2. Factor. $(x + 5)(x - 2) = 0$.
3. Split. $x + 5 = 0$ or $x - 2 = 0$.
4. Solve. $x = -5$ or $x = 2$.

Solutions are the zeros

The solutions of $f(x) = 0$ are exactly the $x$-intercepts of $y = f(x)$, the points where the parabola crosses the $x$-axis. So "solve $x^2 - 7x + 12 = 0$" and "find the zeros of $f(x) = x^2 - 7x + 12$" are the same task. This link is why factoring is so useful for graphing.

How the B.E.S.T. EOC examines this topic

• Equation editor. Solve a factorable quadratic and enter both solutions.
• Multiple choice. Pick the solution set, with sign-reversal distractors.
• Multiselect. Select all the zeros of a function.

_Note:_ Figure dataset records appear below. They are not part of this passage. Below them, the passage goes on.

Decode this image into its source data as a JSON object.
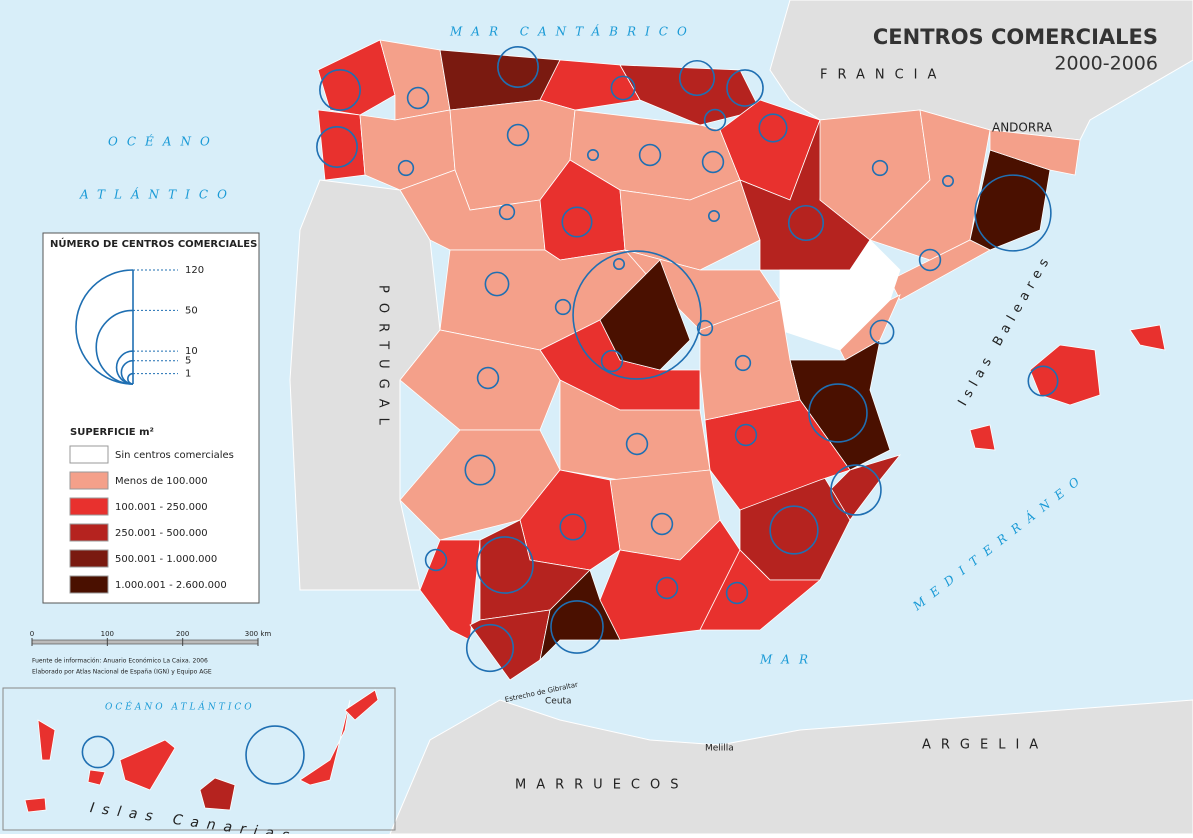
{
  "header": {
    "title": "CENTROS COMERCIALES",
    "subtitle": "2000-2006"
  },
  "labels": {
    "mar_cantabrico": "MAR CANTÁBRICO",
    "oceano": "OCÉANO",
    "atlantico": "ATLÁNTICO",
    "francia": "FRANCIA",
    "andorra": "ANDORRA",
    "portugal": "PORTUGAL",
    "baleares": "Islas Baleares",
    "mediterraneo": "MEDITERRÁNEO",
    "mar": "MAR",
    "estrecho": "Estrecho de Gibraltar",
    "ceuta": "Ceuta",
    "melilla": "Melilla",
    "argelia": "ARGELIA",
    "marruecos": "MARRUECOS",
    "oceano_atlantico": "OCÉANO ATLÁNTICO",
    "canarias": "Islas Canarias"
  },
  "circle_legend": {
    "title": "NÚMERO DE CENTROS COMERCIALES",
    "values": [
      120,
      50,
      10,
      5,
      1
    ],
    "color": "#1f6fb2"
  },
  "surface_legend": {
    "title": "SUPERFICIE m²",
    "items": [
      {
        "label": "Sin centros comerciales",
        "color": "#ffffff"
      },
      {
        "label": "Menos de 100.000",
        "color": "#f4a08a"
      },
      {
        "label": "100.001 - 250.000",
        "color": "#e8312e"
      },
      {
        "label": "250.001 - 500.000",
        "color": "#b5231f"
      },
      {
        "label": "500.001 - 1.000.000",
        "color": "#7a1a10"
      },
      {
        "label": "1.000.001 - 2.600.000",
        "color": "#4a1000"
      }
    ]
  },
  "circles": {
    "values": [
      151,
      53,
      31,
      23,
      21,
      29,
      25,
      20,
      12,
      11,
      15,
      15,
      15,
      11,
      7,
      8,
      5,
      4,
      4,
      4,
      2,
      1,
      4,
      4,
      1,
      2,
      5,
      1,
      2,
      2,
      4,
      2,
      2,
      1,
      4,
      5,
      4,
      8,
      4,
      4,
      6,
      4,
      4,
      4,
      4,
      8,
      9,
      31
    ]
  },
  "scale": {
    "xlim": [
      0,
      300
    ],
    "xticks": [
      0,
      100,
      200,
      {
        "value": 300,
        "label": "300 km"
      }
    ]
  },
  "source": [
    "Fuente de información: Anuario Económico La Caixa. 2006",
    "Elaborado por Atlas Nacional de España (IGN) y Equipo AGE"
  ]
}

A clarifying idea: factoring reverses the multiplication that built the quadratic, and the zero-product property then turns one hard equation into two easy linear equations. That is the whole power of the method, splitting a degree-2 problem into two degree-1 problems.

Why setting to zero is mandatory

The first step is not a formality; the entire method collapses without it. The zero-product property only licenses the conclusion "one factor must be zero" when the product equals zero, because zero is the unique number with that property (no two nonzero numbers multiply to zero). If you factor $x^2 + 3x = 10$ as it stands into something times something equal to $10$, you learn nothing, since $10$ can be made many ways ($2 \times 5$, $1 \times 10$, $4 \times 2.5$, and so on), none of which pins down $x$. Only by writing $x^2 + 3x - 10 = 0$ and factoring the left side do you get a product equal to zero, where the property forces each factor to be considered. This is also why dividing both sides by $x$ is dangerous: it can erase the solution $x = 0$ before you ever apply the property.

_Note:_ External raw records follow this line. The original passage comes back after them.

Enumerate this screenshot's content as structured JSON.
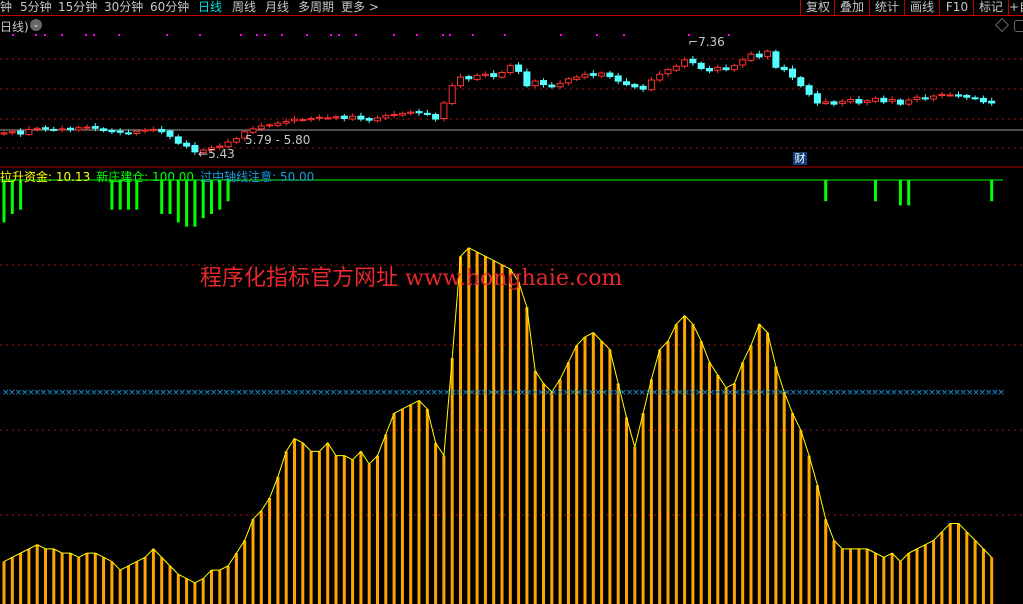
{
  "toolbar": {
    "periods": [
      {
        "label": "钟",
        "active": false
      },
      {
        "label": "5分钟",
        "active": false
      },
      {
        "label": "15分钟",
        "active": false
      },
      {
        "label": "30分钟",
        "active": false
      },
      {
        "label": "60分钟",
        "active": false
      },
      {
        "label": "日线",
        "active": true
      },
      {
        "label": "周线",
        "active": false
      },
      {
        "label": "月线",
        "active": false
      },
      {
        "label": "多周期",
        "active": false
      },
      {
        "label": "更多 >",
        "active": false
      }
    ],
    "right_buttons": [
      "复权",
      "叠加",
      "统计",
      "画线",
      "F10",
      "标记",
      "+自"
    ]
  },
  "price_panel": {
    "period_label": "日线)",
    "high_label": "7.36",
    "low_label": "5.43",
    "range_label": "5.79 - 5.80",
    "finance_badge": "财",
    "colors": {
      "up": "#ff3232",
      "down": "#54ffff",
      "grid": "#a01010",
      "ref_line": "#a0a0a0",
      "marker": "#ff00ff"
    },
    "closes": [
      5.78,
      5.8,
      5.76,
      5.84,
      5.86,
      5.85,
      5.83,
      5.85,
      5.84,
      5.87,
      5.88,
      5.86,
      5.82,
      5.8,
      5.79,
      5.77,
      5.81,
      5.83,
      5.84,
      5.8,
      5.72,
      5.6,
      5.55,
      5.45,
      5.48,
      5.52,
      5.55,
      5.62,
      5.68,
      5.8,
      5.85,
      5.9,
      5.92,
      5.95,
      5.98,
      6.02,
      6.01,
      6.03,
      6.05,
      6.04,
      6.06,
      6.03,
      6.07,
      6.02,
      6.0,
      6.04,
      6.08,
      6.1,
      6.12,
      6.14,
      6.13,
      6.1,
      6.02,
      6.3,
      6.6,
      6.75,
      6.72,
      6.78,
      6.8,
      6.76,
      6.83,
      6.95,
      6.85,
      6.6,
      6.68,
      6.62,
      6.58,
      6.64,
      6.72,
      6.75,
      6.8,
      6.78,
      6.82,
      6.76,
      6.68,
      6.62,
      6.58,
      6.54,
      6.7,
      6.8,
      6.88,
      6.94,
      7.05,
      7.0,
      6.9,
      6.86,
      6.92,
      6.88,
      6.95,
      7.05,
      7.15,
      7.1,
      7.2,
      6.92,
      6.88,
      6.75,
      6.6,
      6.45,
      6.3,
      6.32,
      6.28,
      6.33,
      6.36,
      6.3,
      6.34,
      6.38,
      6.32,
      6.36,
      6.28,
      6.35,
      6.4,
      6.37,
      6.42,
      6.45,
      6.44,
      6.42,
      6.4,
      6.38,
      6.32,
      6.3
    ]
  },
  "indicator": {
    "legend": [
      {
        "name": "拉升资金",
        "value": "10.13",
        "color": "#ffff00"
      },
      {
        "name": "新庄建仓",
        "value": "100.00",
        "color": "#00ff00"
      },
      {
        "name": "过中轴线注意",
        "value": "50.00",
        "color": "#1e9be0"
      }
    ],
    "watermark": "程序化指标官方网址 www.honghaie.com",
    "colors": {
      "bars": "#ffa500",
      "outline": "#ffff00",
      "green": "#00ff00",
      "axis_marks": "#1e9be0"
    },
    "axis_level": 50,
    "lift_funds": [
      10,
      11,
      12,
      13,
      14,
      13,
      13,
      12,
      12,
      11,
      12,
      12,
      11,
      10,
      8,
      9,
      10,
      11,
      13,
      11,
      9,
      7,
      6,
      5,
      6,
      8,
      8,
      9,
      12,
      15,
      20,
      22,
      25,
      30,
      36,
      39,
      38,
      36,
      36,
      38,
      35,
      35,
      34,
      36,
      33,
      35,
      40,
      45,
      46,
      47,
      48,
      46,
      38,
      35,
      58,
      82,
      84,
      83,
      82,
      81,
      80,
      79,
      76,
      70,
      55,
      52,
      50,
      53,
      57,
      61,
      63,
      64,
      62,
      60,
      52,
      44,
      37,
      45,
      53,
      60,
      62,
      66,
      68,
      66,
      62,
      57,
      54,
      51,
      52,
      57,
      61,
      66,
      64,
      56,
      50,
      45,
      41,
      35,
      28,
      20,
      15,
      13,
      13,
      13,
      13,
      12,
      11,
      12,
      10,
      12,
      13,
      14,
      15,
      17,
      19,
      19,
      17,
      15,
      13,
      11
    ],
    "accumulation": [
      [
        0,
        90
      ],
      [
        1,
        92
      ],
      [
        2,
        93
      ],
      [
        13,
        93
      ],
      [
        14,
        93
      ],
      [
        15,
        93
      ],
      [
        16,
        93
      ],
      [
        19,
        92
      ],
      [
        20,
        92
      ],
      [
        21,
        90
      ],
      [
        22,
        89
      ],
      [
        23,
        89
      ],
      [
        24,
        91
      ],
      [
        25,
        92
      ],
      [
        26,
        93
      ],
      [
        27,
        95
      ],
      [
        99,
        95
      ],
      [
        105,
        95
      ],
      [
        108,
        94
      ],
      [
        109,
        94
      ],
      [
        119,
        95
      ]
    ]
  }
}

Special cases: GCF and difference of squares

Not every factorable quadratic is a standard trinomial, and the EOC mixes in two shortcuts. When every term shares a factor, pull the GCF first: $2x^2 - 8x = 0$ becomes $2x(x - 4) = 0$, giving $x = 0$ or $x = 4$. Notice that factoring out $x$ (rather than dividing by it) preserves the $x = 0$ solution, which is why you never divide an equation by the variable. When the quadratic is a difference of squares with no middle term, factor it as a sum times a difference: $x^2 - 16 = (x + 4)(x - 4) = 0$, giving $x = \pm 4$. Recognizing these forms means you reach the zero-product step faster, without searching for a factor pair that the special pattern already hands you. After any factoring, the zero-product property finishes the solve identically.

Choosing factoring versus another method

Factoring is the fastest method when the quadratic factors over the integers, but it is a dead end when it does not. A quick test: compute $b^2 - 4ac$ mentally, or just try to find a factor pair multiplying to $ac$ and adding to $b$. If such a pair exists, factor; if the numbers are awkward (irrational roots, large primes), switch to the quadratic formula instead of forcing a factorization that will not appear. On the B.E.S.T. EOC, multiple-choice quadratics are usually designed to factor with small integers, so factoring is the efficient first attempt there, while equation-editor items asking for simplest radical form often signal that the formula is intended. Matching the method to the problem saves time you will want for the modeling items.

Try this

Q1. Solve $x^2 - 9 = 0$ by factoring. [1 point]

• Cue. $(x + 3)(x - 3) = 0$, so $x = -3$ or $x = 3$.

Q2. Solve $x^2 + 6x = 0$. [2 points]

• Cue. $x(x + 6) = 0$, so $x = 0$ or $x = -6$.